Esse é um texto sobre amor

Esse é um texto sobre amor

Começou em Amaraji, cidade do interior de Pernambuco, o amor mais genuíno que tomei conhecimento em toda minha vida. Aos 14 anos, ele queria um picolé, mas não tinha dinheiro para comprar. Ela o ofereceu e assim começou o desenrolar de uma história traçada em 1957, ano do nascimento dos dois. Que continua até hoje, independente de onde aquela mocinha faceira e esperta que ofereceu um picolé ao homem mais impressionantemente amoroso do mundo esteja.

O sonho da minha mãe era ser avó. Quando descobri a gravidez, ela abraçou minha barriga como se fosse dela. Me ajudou da forma que pôde, da forma que ela sabia que eu aceitaria, respeitando meu espaço e escolhas, simplesmente me acolhendo e amando. Mãe.

Cora nasceu e, no dia seguinte, minha mãe ficou doente. Dois meses e poucos dias após, faleceu (escrever essa palavra torna esse o parágrafo mais difícil desse texto, mas vamos, porque eu sou filha de Graça e não vim aqui pra desistir).

Se perder a mãe (no meu caso, nesse momento tão complicado da vida, com um bebê pequeno, um mundo desconhecido onde tudo que você precisa é... da sua mãe) é algo assustadoramente difícil, imagina perder o amor da sua vida? O namoro dos meus pais durou 46 anos. Inúmeras idas e vindas, jamais desistência. Eles sabiam que se existisse mesmo essa coisa de destino, não tinham razão de se preocupar.

Mas não estou aqui para falar sobre luto ou sobre as despedidas que enfrentamos ao longo da vida. Quero falar sobre o amor em sua forma mais autêntica. É o que torna as despedidas ainda mais difíceis, inclusive. Mas também é o que conforta e nos faz seguir.

Através dessa união, descobri que o amor existe. Aquilo de "na alegria, na tristeza; na saúde, na doença; na riqueza, na pobreza" é real. Se não tivesse testemunhado, eu facilmente diria que isso é lenda. Sou de uma geração onde nada se conserta, tudo se descarta. Se troca. Tá ruim? Procura outro.

Você sabe aquelas promoções que te dão de presente um dia/tarde/noite com seu ídolo? Cara, eu sempre ganho elas. Pois é. Baita sorte a minha. E uma das vezes em que aproveitava meu prêmio, meu ídolo, chorando com saudade da minha mãe e tomando uma cerveja, me disse: "pode até ser pretensão minha, mas eu acho que minha vida foi feita pra cuidar da dela". Ali, eu entendi mais uma vez do que era feito o amor romântico. Não é muito coisa de cinema, é mais paciência e doação.

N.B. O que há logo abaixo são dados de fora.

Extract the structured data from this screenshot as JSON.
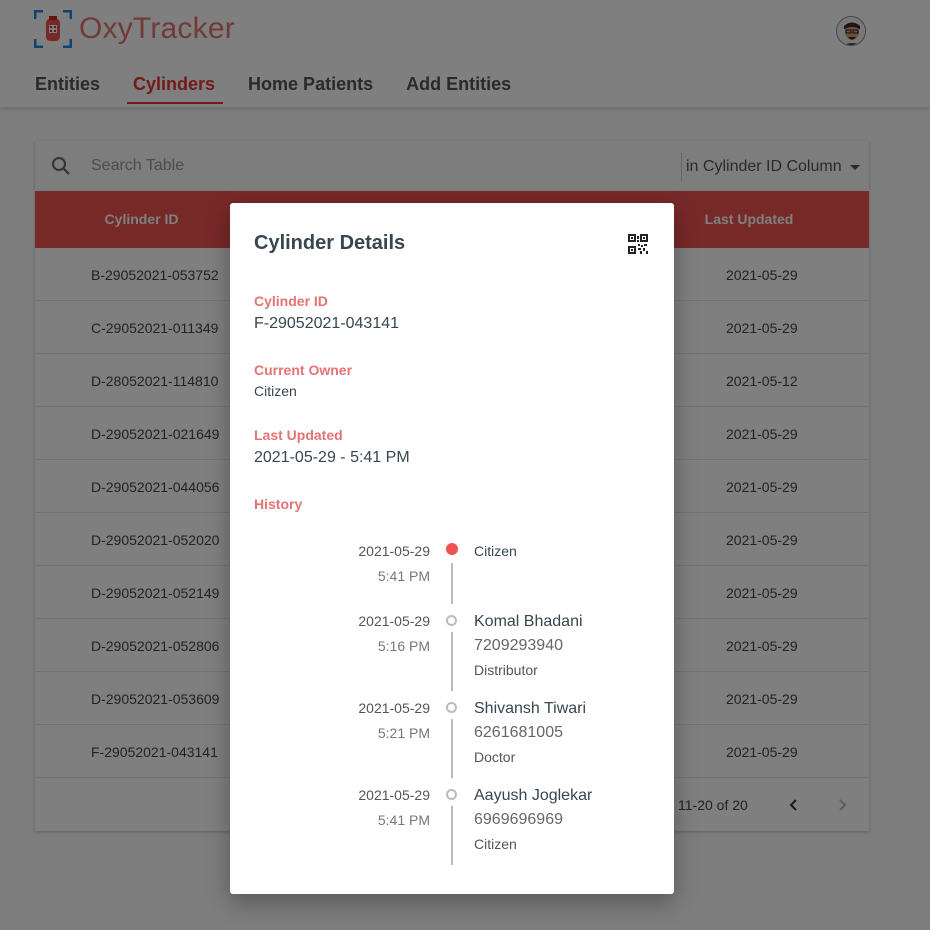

Ter que se despedir, momentaneamente para sempre, do amor da sua vida deve ser algo que talvez te faça querer desistir. O amor torna a despedida muito dolorosa, a saudade ainda mais intensa, os dias mais longos.

Porém, antes de ir embora, minha mãe, que cuidava de tudo, cuidou de ser avó. E veio Cora, com uma linda missão de salvar a vontade de continuar da minha família. Tão pequena e com um colo tão gigante. Carregando, entre um sorriso e outro, a nossa fé. Me fazendo querer acordar todos os dias e agradecer.

Ter um filho é uma massagem nas nossas dores crônicas. Os problemas não desaparecem, muito pelo contrário, você coleciona novos, mas o amor de um filho te alivia. Por mais anuviada que eu esteja em alguns dias, desde que Cora nasceu, não houve sequer um dia em que eu não sorrisse. Ver a relação dela com o avô me emociona. Fico besta como eles se dão bem, se entendem e se amam. Na verdade, precisamos muito mais dela do que ela de nós.

O amor que torna as despedidas mais dolorosas é o mesmo amor que conforta e nos faz seguir.

Obrigada, filha, você nos salva todos os dias.